5 Ways To Beat Pressures Of Creative Fundraising

October 30, 2018       The NonProfit Times      

There are more than 1 million public charities in the United States, according to the National Center for Charitable Statistics and just about every one of them is completing for the same donor dollars, grants, and contracts. Organizational marketers and fundraisers often rely on creativity in an effort to try to stand apart from the pack. With that comes pressure to constantly be the shiny and new competitor in the field.

    Andrew Magnuson, national director of digital fundraising for the American Heart Association; Bethany Maki, vice president of nonprofit strategy for PMX Agency; and Kevin Limongelli, senior director of creative and design for PMX Agency embraced these pressures during their session “Put Your Creative to Work” at a ANA Nonprofit Federation conference. During the program, the presenters discussed the five primary elements of a creative strategy:

  • Identify main objectives. These objectives shouldn’t be based on design or text, but rather fundraising and marketing. Ensure that your mission is always in the foreground. Web traffic, conversion, average gift amount, and revenue are objectives to consider;
  • Figure out who your target audience is. Separate yourself from the organization and place yourself in the perspective of those audiences.
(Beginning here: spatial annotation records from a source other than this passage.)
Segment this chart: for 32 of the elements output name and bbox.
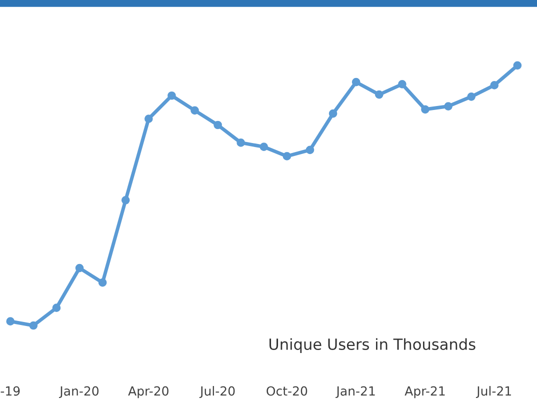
point — [398, 80, 406, 88]
x-tick-label: Apr-21 — [404, 386, 445, 398]
point — [467, 92, 476, 101]
x-tick-label: Jan-21 — [336, 386, 375, 398]
point — [98, 278, 107, 287]
point — [29, 321, 38, 330]
x-tick-label: Jul-20 — [199, 386, 235, 398]
point — [490, 81, 499, 90]
point — [75, 264, 84, 272]
x-tick-label: Jan-20 — [59, 386, 99, 398]
x-tick-label: -19 — [0, 386, 20, 396]
point — [513, 61, 522, 70]
point — [374, 90, 384, 99]
x-tick-label: Apr-20 — [128, 386, 168, 398]
point — [260, 142, 268, 152]
point — [214, 120, 222, 130]
point — [236, 138, 246, 147]
point — [421, 105, 430, 114]
point — [306, 146, 314, 154]
point — [52, 304, 61, 312]
point — [168, 91, 176, 100]
point — [282, 152, 292, 160]
point — [6, 317, 15, 326]
point — [121, 196, 130, 204]
x-tick-label: Oct-20 — [266, 386, 308, 396]
point — [328, 109, 338, 118]
point — [190, 106, 199, 115]
text: Unique Users in Thousands — [270, 338, 476, 353]
point — [144, 114, 153, 123]
point — [444, 102, 452, 110]
x-tick-label: Jul-21 — [476, 386, 511, 398]
point — [352, 78, 360, 86]
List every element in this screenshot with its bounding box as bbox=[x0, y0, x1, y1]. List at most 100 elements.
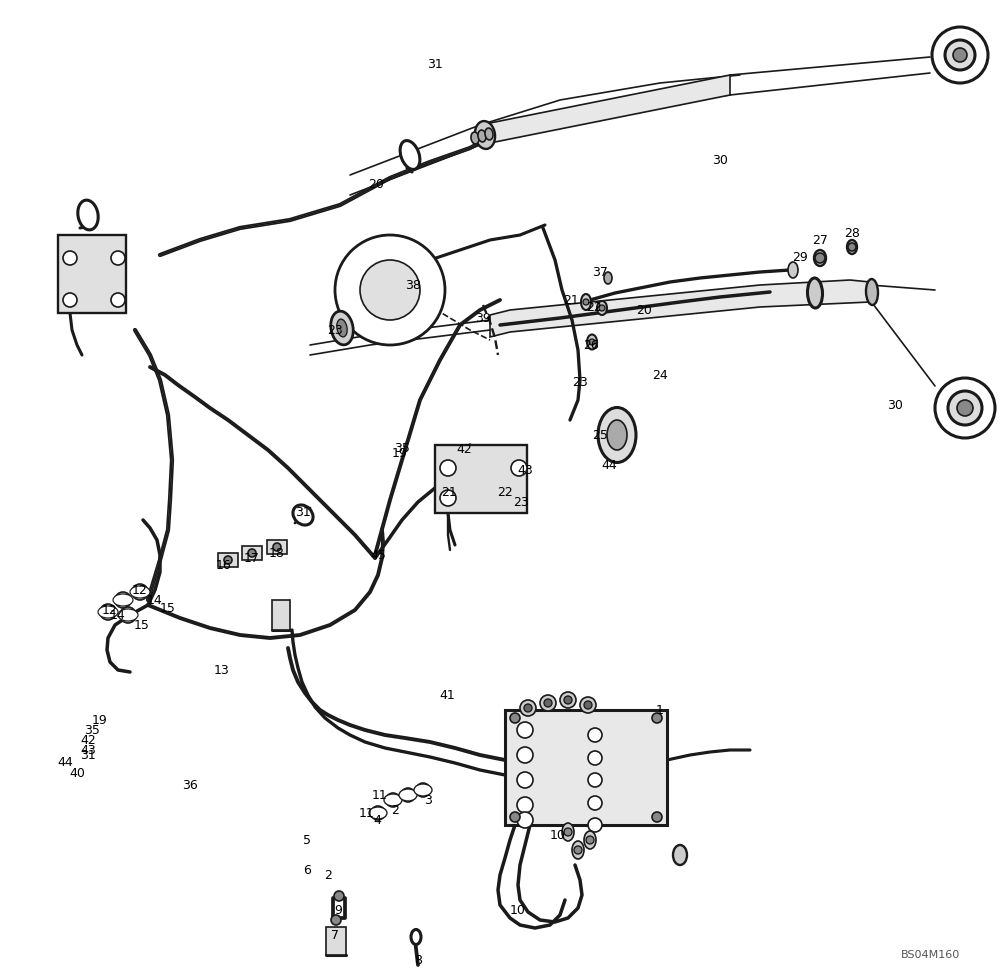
Ellipse shape bbox=[475, 122, 495, 149]
Ellipse shape bbox=[866, 279, 878, 305]
Text: 27: 27 bbox=[812, 233, 828, 247]
Circle shape bbox=[957, 400, 973, 416]
Text: BS04M160: BS04M160 bbox=[901, 950, 960, 960]
Circle shape bbox=[588, 796, 602, 810]
Ellipse shape bbox=[399, 789, 417, 801]
Ellipse shape bbox=[485, 128, 493, 140]
Circle shape bbox=[386, 793, 400, 807]
Text: 38: 38 bbox=[405, 278, 421, 291]
Circle shape bbox=[63, 251, 77, 265]
Bar bbox=[505, 710, 667, 825]
Text: 19: 19 bbox=[92, 713, 108, 726]
Text: 40: 40 bbox=[69, 766, 85, 779]
Ellipse shape bbox=[478, 130, 486, 142]
Ellipse shape bbox=[562, 823, 574, 841]
Text: 12: 12 bbox=[132, 583, 148, 597]
Ellipse shape bbox=[807, 278, 823, 308]
Text: 26: 26 bbox=[583, 338, 599, 352]
Text: 10: 10 bbox=[550, 828, 566, 842]
Bar bbox=[326, 927, 346, 955]
Text: 23: 23 bbox=[327, 323, 343, 336]
Circle shape bbox=[935, 378, 995, 438]
Text: 35: 35 bbox=[394, 442, 410, 455]
Circle shape bbox=[510, 713, 520, 723]
Circle shape bbox=[401, 788, 415, 802]
Circle shape bbox=[111, 251, 125, 265]
Ellipse shape bbox=[411, 929, 421, 945]
Circle shape bbox=[360, 260, 420, 320]
Circle shape bbox=[932, 27, 988, 83]
Text: 25: 25 bbox=[592, 428, 608, 442]
Ellipse shape bbox=[337, 319, 347, 337]
Text: 24: 24 bbox=[652, 368, 668, 381]
Text: 37: 37 bbox=[592, 266, 608, 278]
Circle shape bbox=[588, 728, 602, 742]
Text: 2: 2 bbox=[324, 868, 332, 881]
Text: 11: 11 bbox=[372, 789, 388, 802]
Text: 22: 22 bbox=[497, 485, 513, 499]
Text: 23: 23 bbox=[572, 375, 588, 388]
Ellipse shape bbox=[400, 140, 420, 170]
Text: 44: 44 bbox=[57, 756, 73, 768]
Circle shape bbox=[100, 604, 116, 620]
Text: 29: 29 bbox=[792, 251, 808, 264]
Text: 20: 20 bbox=[636, 304, 652, 317]
Ellipse shape bbox=[814, 250, 826, 266]
Text: 14: 14 bbox=[147, 594, 163, 607]
Circle shape bbox=[848, 243, 856, 251]
Text: 12: 12 bbox=[102, 604, 118, 616]
Text: 31: 31 bbox=[295, 506, 311, 518]
Bar bbox=[242, 546, 262, 560]
Circle shape bbox=[524, 704, 532, 712]
Circle shape bbox=[560, 692, 576, 708]
Circle shape bbox=[520, 700, 536, 716]
Circle shape bbox=[517, 772, 533, 788]
Bar bbox=[435, 445, 527, 513]
Circle shape bbox=[331, 915, 341, 925]
Ellipse shape bbox=[598, 408, 636, 463]
Ellipse shape bbox=[130, 586, 150, 598]
Text: 2: 2 bbox=[391, 804, 399, 816]
Circle shape bbox=[544, 699, 552, 707]
Ellipse shape bbox=[587, 334, 597, 350]
Circle shape bbox=[440, 490, 456, 506]
Text: 20: 20 bbox=[368, 178, 384, 191]
Text: 4: 4 bbox=[373, 813, 381, 826]
Ellipse shape bbox=[293, 505, 313, 525]
Ellipse shape bbox=[118, 609, 138, 621]
Ellipse shape bbox=[78, 200, 98, 230]
Text: 18: 18 bbox=[269, 547, 285, 560]
Text: 3: 3 bbox=[424, 794, 432, 807]
Text: 10: 10 bbox=[510, 904, 526, 916]
Text: 43: 43 bbox=[517, 464, 533, 476]
Bar bbox=[58, 235, 126, 313]
Text: 15: 15 bbox=[134, 618, 150, 631]
Text: 45: 45 bbox=[370, 549, 386, 562]
Text: 11: 11 bbox=[359, 807, 375, 819]
Text: 35: 35 bbox=[84, 723, 100, 737]
Ellipse shape bbox=[414, 784, 432, 796]
Circle shape bbox=[588, 751, 602, 765]
Circle shape bbox=[580, 697, 596, 713]
Text: 9: 9 bbox=[334, 904, 342, 916]
Text: 41: 41 bbox=[439, 689, 455, 702]
Ellipse shape bbox=[673, 845, 687, 865]
Circle shape bbox=[588, 773, 602, 787]
Ellipse shape bbox=[584, 831, 596, 849]
Circle shape bbox=[540, 695, 556, 711]
Bar bbox=[267, 540, 287, 554]
Circle shape bbox=[416, 783, 430, 797]
Circle shape bbox=[120, 607, 136, 623]
Text: 43: 43 bbox=[80, 744, 96, 757]
Circle shape bbox=[371, 806, 385, 820]
Bar bbox=[218, 553, 238, 567]
Circle shape bbox=[815, 253, 825, 263]
Text: 6: 6 bbox=[303, 863, 311, 876]
Text: 44: 44 bbox=[601, 459, 617, 471]
Text: 31: 31 bbox=[427, 59, 443, 72]
Circle shape bbox=[335, 235, 445, 345]
Ellipse shape bbox=[98, 606, 118, 618]
Circle shape bbox=[517, 722, 533, 738]
Circle shape bbox=[583, 299, 589, 305]
Circle shape bbox=[115, 592, 131, 608]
Consider how their needs are being met by competing organizations as compared to your own;
  • Push content and context. Evaluate what assets are available and look to express similar messaging over a variety of formats and channels. Understand the subtle differences between each channel;
  • Focus on the brand. Creative 101 is to avoid harming or compromising the brand for a short-term gain. Messaging should tie back in with established brand values and communicate a value proposition. Cross-channel content should have a unified brand voice; and,
  • Measure your progress. Discuss what key-performance indicators will be used to measure success and, further, show how those indicators refer back to established goals. Follow up with results and provide baseline and historical context.